By David Spereall, local democracy reporter
West Yorkshire is almost “at the point of no return” when it comes to knife crime, according to a former Armley councillor now in charge of policing and crime in the region.
Alison Lowe, West Yorkshire Deputy Mayor for Policing and Crime, said a number of high profile stabbings, many of which had proved fatal, had meant a “really difficult” few months for the region – including two fatal stabbings in Armley.
She was speaking at a meeting of the West Yorkshire Police and Crime Panel on Friday, and told members that new programmes to tackle knife crime were being proposed, adding: “What we have done in the past isn’t working.”
The meeting took place on the same day it was announced that a week-long knife amnesty would be held in Bradford starting on Monday.
Those surrendering knives or weapons at Trafalgar House Police Station between April 24 and April 28 are not required to give any personal details, and will not face prosecution for carrying them to surrender.
Bradford is currently hosting the Knife Angel statue – a 27 foot high statue made up of 100,000 knives that have been taken off the streets through programmes such as knife amnesties.
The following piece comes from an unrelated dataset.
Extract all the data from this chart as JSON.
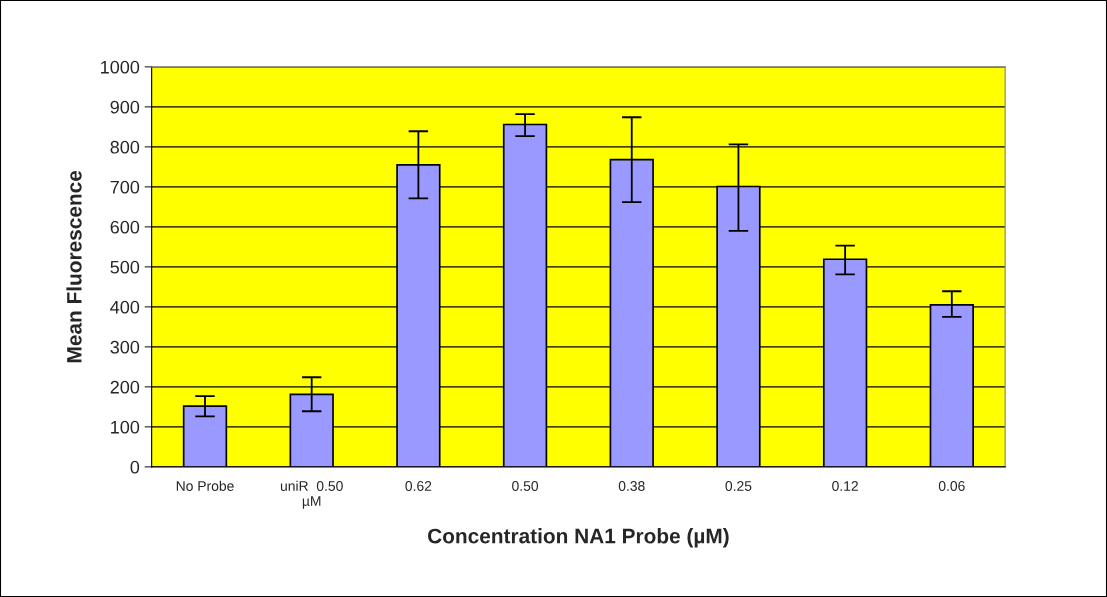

Giving an update on policing issues in West Yorkshire at Friday’s meeting, Ms Lowe spoke about the number of violent crimes involving knives that have happened in recent months.
She said: “We’ve had a really difficult six months, and there is a lot of worry in our communities.
“I don’t want to minimise this by saying knife crime is reducing, but the reality is the number of homicides this year is greater than last.
“We want to work with young people, local authorities, schools, academies – they all have a role to play.”
She said the local violence reduction unit had commissioned a research project that will see 19 young people speak to other young people about issues such as knife crime and street violence. This will involve asking young people why they feel the need to carry a knife.
Ms Lowe said: “We have to start doing things differently. Young people are scared.
“We’re getting to the point of no return – if we don’t start doing things differently then the shame will be on us.
“What we have done in the past isn’t working.”
Referring to the Knife Angel in Bradford, she said: “I’d urge people to go see it. I hope it triggers conversations across communities. I’m pleased to see the knife amnesty too.”
She also supported recently announced Government plans for tougher restrictions on the sale of machetes and “zombie” knives.
Members were also told of recent work to shut down a shop in West Yorkshire that was found to be selling dangerous knives, although Ms Lowe said she could not give details of which shop it was.